Действительно, в эпохе неслыханных сдвигов и потрясений, как во время пожара, люди выхватывают из пылающего дома часто самые ничтожные предметы, забывая действительные ценности. Сейчас происходит именно такой пожар, который символизован в писаниях названием Армагеддон, то есть поле, на котором происходили многие решающие битвы.
Мы присутствуем при необыкновенном смятении.
Люди не знают, за что именно ухватиться. Вместо духовных ценностей цепляются за мертвенно-механические приспособления. В пламени разрушаются все эти горделивые машины и размножившиеся инженеры остаются с обломанным рычагом в руках, не понимая – как приложить этот обломок к бедствию мировой машины.

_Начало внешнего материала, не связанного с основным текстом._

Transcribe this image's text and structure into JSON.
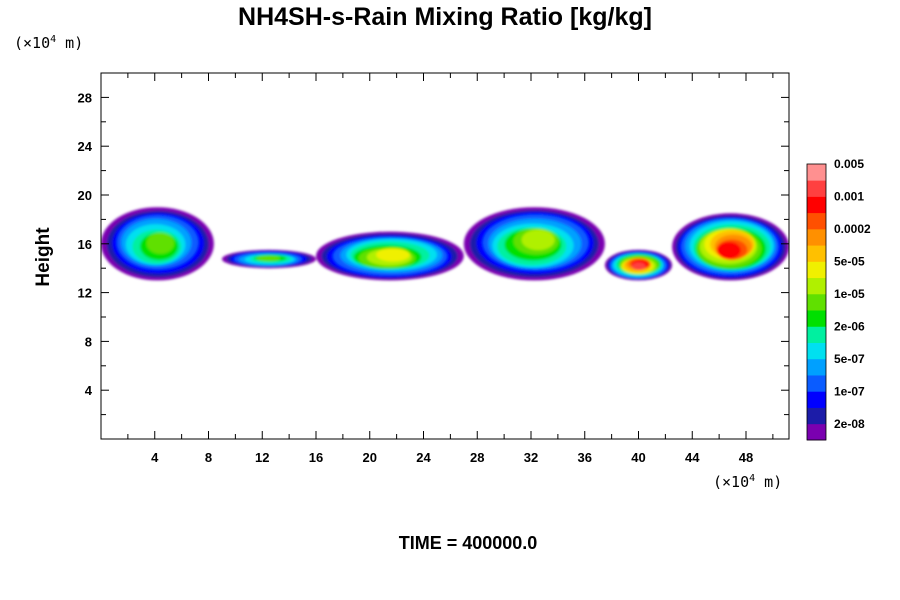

Правда, всюду разбросаны отдельными очагами ячейки сильных, утонченных в сознании людей, понимающих, что в конце концов вместо ограничительной специализации все-таки сужден синтез. Вместо мертвой механизации все-таки будет жить лишь духовность. Вместо невежества анархии все-таки приходит синархия.
Еще недавно люди мыслили лишь о том, как бы отгородиться друг от друга.

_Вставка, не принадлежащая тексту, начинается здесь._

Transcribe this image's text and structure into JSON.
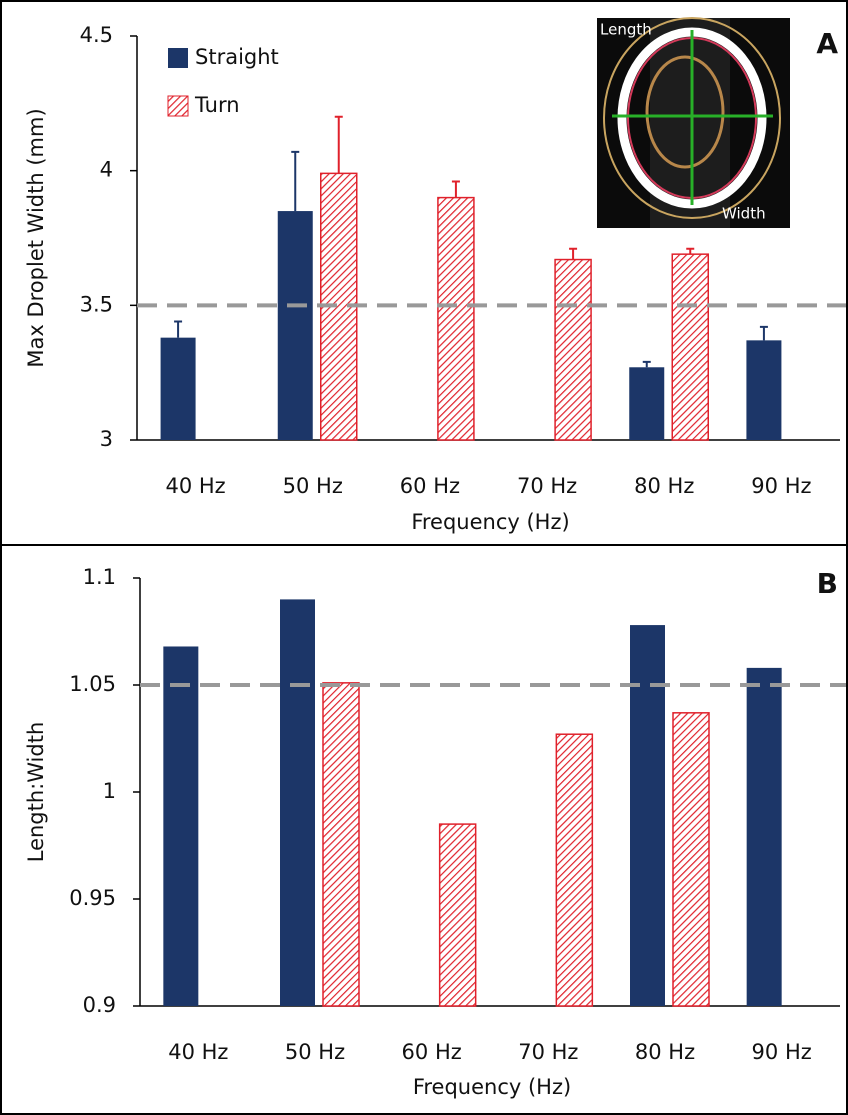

Всевозможные мертворожденные запреты и взаимная ненависть не приводили к расцвету и прежде всего являлись рассадниками ужасающей безработицы.
Когда раздавались голоса о сотрудничестве, в них подозревали каких-то врагов всего сущего. Когда в церквях возносились мудрые моления «о мире всего мира», «о всех и за вся», то обездоленное сознание считало эти великие слова отвлеченностью. Таким порядком и сама религия – эта живая связь с Богом, во многих умах осталась чем-то формальным, абстрактным.
По счастью и на таких явлениях, основанных всецело на незнании, можно убеждаться, как, несмотря на все запоры и противодействия и замалчивания, Свет снова входит в жизнь. Благодать ощущается как целебное вещество.
Наука вместо недавней злокачественной позиции отрицания и критики начинает обращаться к светлому освобожденному познанию.
Имя Бога, имя Христа, имена Святых Подвижников опять звучат благовестом чудным и животворным. Люди начинают думать о знамени мира и понимать, что такое знамя не есть знак бездействия, но, наоборот, является символом неустанной борьбы за охранение начал животворных.
Правда, оказывается, что тьма организована, а силы добра слишком часто не познают друг друга, но и к этому, так сказать, непознанию надо относиться дружелюбно. Ведь в каждом воинстве много знамен – лишь бы они двигались к общей благой цели.
Каждодневно можно наблюдать новое проявление Армагеддона.
Но известно, что силы темные знают мало, лишь до известной черты, тогда как Силы Небесные безграничны в мощи.